15.10 Hanna Barriga (Karolinska Institutet, Sweden) (15 mins)
Design and characterisation of lipid formulations for pharmaceutical
Lipid nanoparticles are an emerging class of therapeutic delivery
vectors which span a broad range of structural morphologies. Their advantages
include cargo protection and stabilisation, particle stability under
physiological conditions and the ability to engineer the internal and external
chemistries for specific applications. Current applications include RNA vaccines,
treatment of amyloidosis and as in vivo imaging contrast agents. Understanding
and characterising the relationships between composition, formulation method,
cargo and structure is key to maximising therapeutic efficacy. Small angle
scattering (X ray and neutron) is enabling us to systematically quantify and
therefore decouple the contributions of these components which longer term will
be used to create a roadmap for structural and functional behaviour of model
membrane systems for pharmaceutical design.
15.30 Wuge Briscoe (Bristol) (15 mins)
Self-assembly of bacterial lipids
Lipopolysaccharides (LPS) and lipoteichoic acid (LTA) are major components in the membranes of Gram-negative and Gram-positive bacteria, respectively. Detailed knowledge of their self-assembly in solution and at interfaces is critical to understanding their roles in causing sepsis and to design of novel effective antibacterial agents (ABAs). SANS has revealed the morphology of the self-assembled structures by these bacterial lipids in solution, complementing direct measurement of interactions between model bacterial membranes using the surface force apparatus (SFA). Our results also show the pronounced effects of multivalent cations and temperature on the self-assembled structure in solution and at interfaces.
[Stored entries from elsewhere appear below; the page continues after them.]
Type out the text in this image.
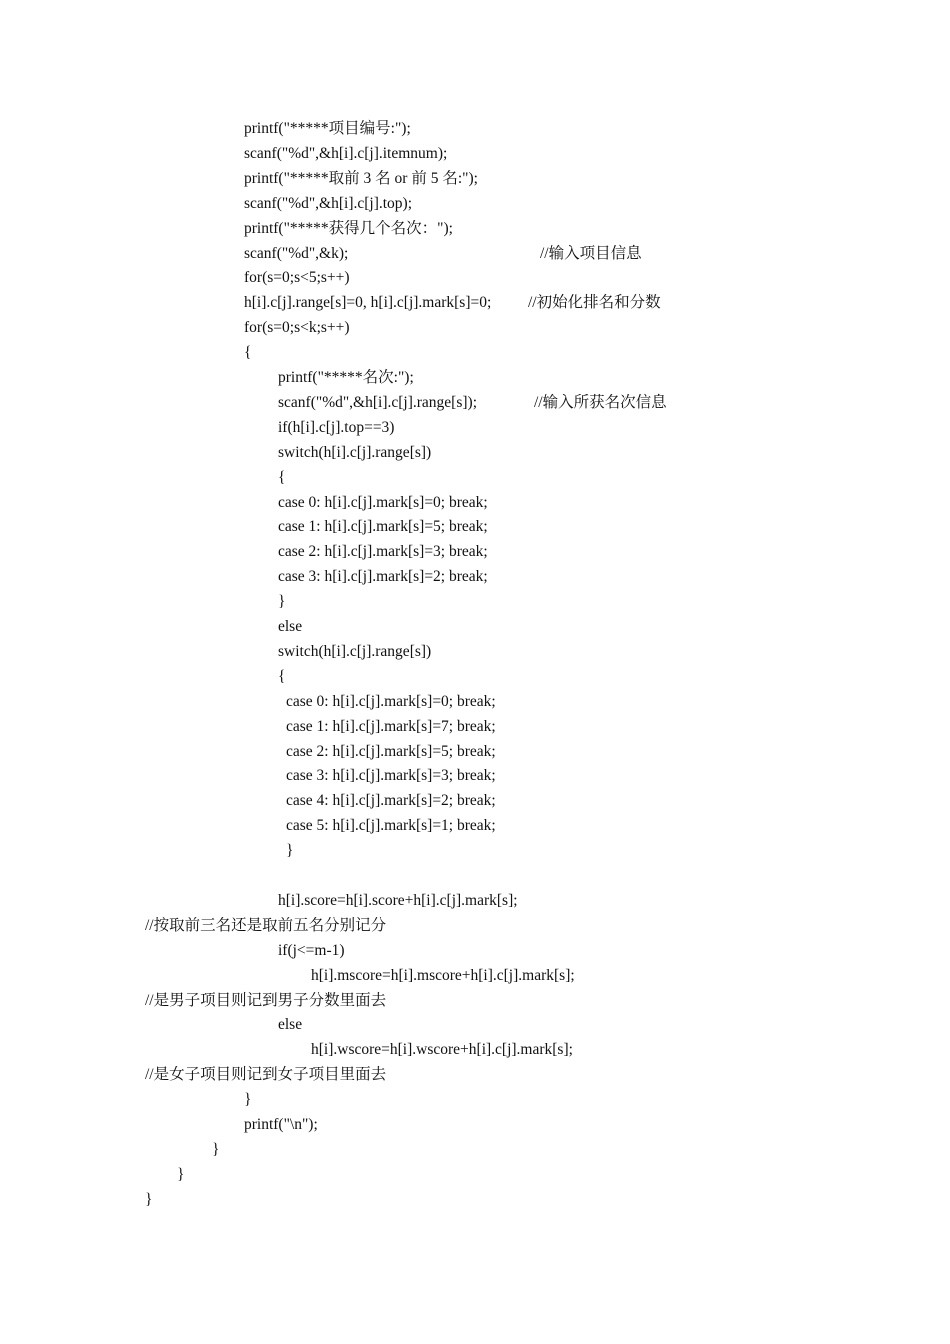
printf("*****项目编号:");
scanf("%d",&h[i].c[j].itemnum);
printf("*****取前 3 名 or 前 5 名:");
scanf("%d",&h[i].c[j].top);
printf("*****获得几个名次：");
scanf("%d",&k);	//输入项目信息
for(s=0;s<5;s++)
h[i].c[j].range[s]=0, h[i].c[j].mark[s]=0; //初始化排名和分数
for(s=0;s<k;s++)
{
printf("*****名次:");
scanf("%d",&h[i].c[j].range[s]);	//输入所获名次信息
if(h[i].c[j].top==3)
switch(h[i].c[j].range[s])
{
case 0: h[i].c[j].mark[s]=0; break;
case 1: h[i].c[j].mark[s]=5; break;
case 2: h[i].c[j].mark[s]=3; break;
case 3: h[i].c[j].mark[s]=2; break;
}
else
switch(h[i].c[j].range[s])
{
case 0: h[i].c[j].mark[s]=0; break;
case 1: h[i].c[j].mark[s]=7; break;
case 2: h[i].c[j].mark[s]=5; break;
case 3: h[i].c[j].mark[s]=3; break;
case 4: h[i].c[j].mark[s]=2; break;
case 5: h[i].c[j].mark[s]=1; break;
}
h[i].score=h[i].score+h[i].c[j].mark[s];
//按取前三名还是取前五名分别记分
if(j<=m-1)
h[i].mscore=h[i].mscore+h[i].c[j].mark[s];
//是男子项目则记到男子分数里面去
else
h[i].wscore=h[i].wscore+h[i].c[j].mark[s];
//是女子项目则记到女子项目里面去
}
printf("\n");
}
}
}
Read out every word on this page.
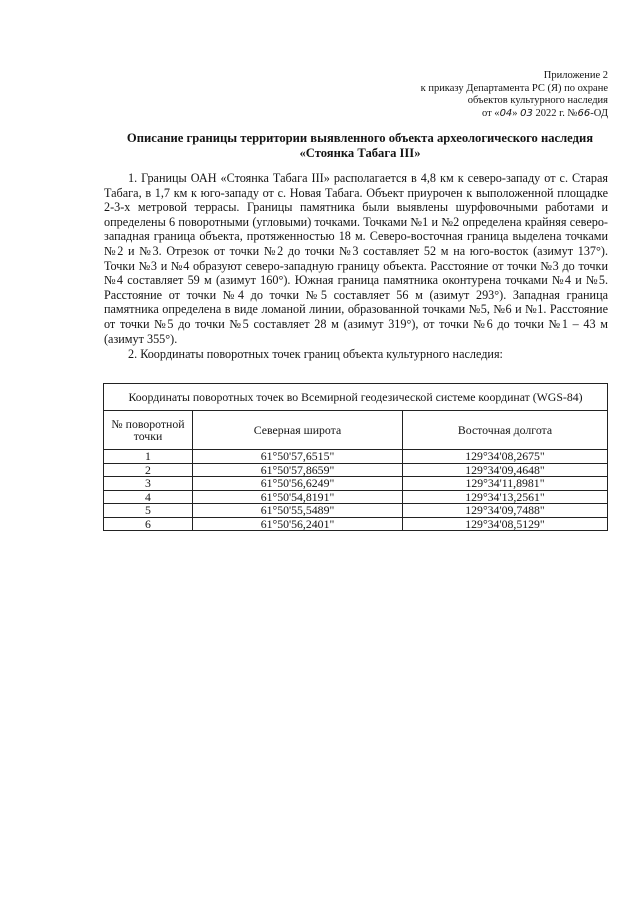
Приложение 2
к приказу Департамента РС (Я) по охране
объектов культурного наследия
от «04» 03 2022 г. №66-ОД
Описание границы территории выявленного объекта археологического наследия
«Стоянка Табага III»

1. Границы ОАН «Стоянка Табага III» располагается в 4,8 км к северо-западу от с. Старая Табага, в 1,7 км к юго-западу от с. Новая Табага. Объект приурочен к выположенной площадке 2-3-х метровой террасы. Границы памятника были выявлены шурфовочными работами и определены 6 поворотными (угловыми) точками. Точками №1 и №2 определена крайняя северо-западная граница объекта, протяженностью 18 м. Северо-восточная граница выделена точками №2 и №3. Отрезок от точки №2 до точки №3 составляет 52 м на юго-восток (азимут 137°). Точки №3 и №4 образуют северо-западную границу объекта. Расстояние от точки №3 до точки №4 составляет 59 м (азимут 160°). Южная граница памятника оконтурена точками №4 и №5. Расстояние от точки №4 до точки №5 составляет 56 м (азимут 293°). Западная граница памятника определена в виде ломаной линии, образованной точками №5, №6 и №1. Расстояние от точки №5 до точки №5 составляет 28 м (азимут 319°), от точки №6 до точки №1 – 43 м (азимут 355°).

2. Координаты поворотных точек границ объекта культурного наследия:

Координаты поворотных точек во Всемирной геодезической системе координат (WGS-84)		
№ поворотной точки	Северная широта	Восточная долгота
1	61°50'57,6515"	129°34'08,2675"
2	61°50'57,8659"	129°34'09,4648"
3	61°50'56,6249"	129°34'11,8981"
4	61°50'54,8191"	129°34'13,2561"
5	61°50'55,5489"	129°34'09,7488"
6	61°50'56,2401"	129°34'08,5129"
15.50 Trevor Forsyth (Keele / ILL) (15 mins)
A molecular mechanism for transthyretin amyloidosis
Human transthyretin (TTR) is implicated in several fatal
forms of amyloidosis. Many mutations of TTR have been identified; most of these
are pathogenic, but some offer protective effects. The molecular basis
underlying the vastly different fibrillation behaviours of these TTR mutants is
poorly understood. On the basis of neutron crystallography, native mass
spectrometry and modelling studies, we propose a mechanism whereby TTR can form
amyloid fibrils via a parallel equilibrium of partially unfolded species that
proceeds in favour of the amyloidogenic forms of TTR. It is suggested that
unfolding events within the TTR monomer originate at the C-D loop of the
protein, and that destabilising mutations in this region enhance the rate of
Furthermore, it is proposed that the binding of small
molecule drugs to TTR stabilises non-amyloidogenic states of TTR in a manner
similar to that occurring for the protective mutants of the protein.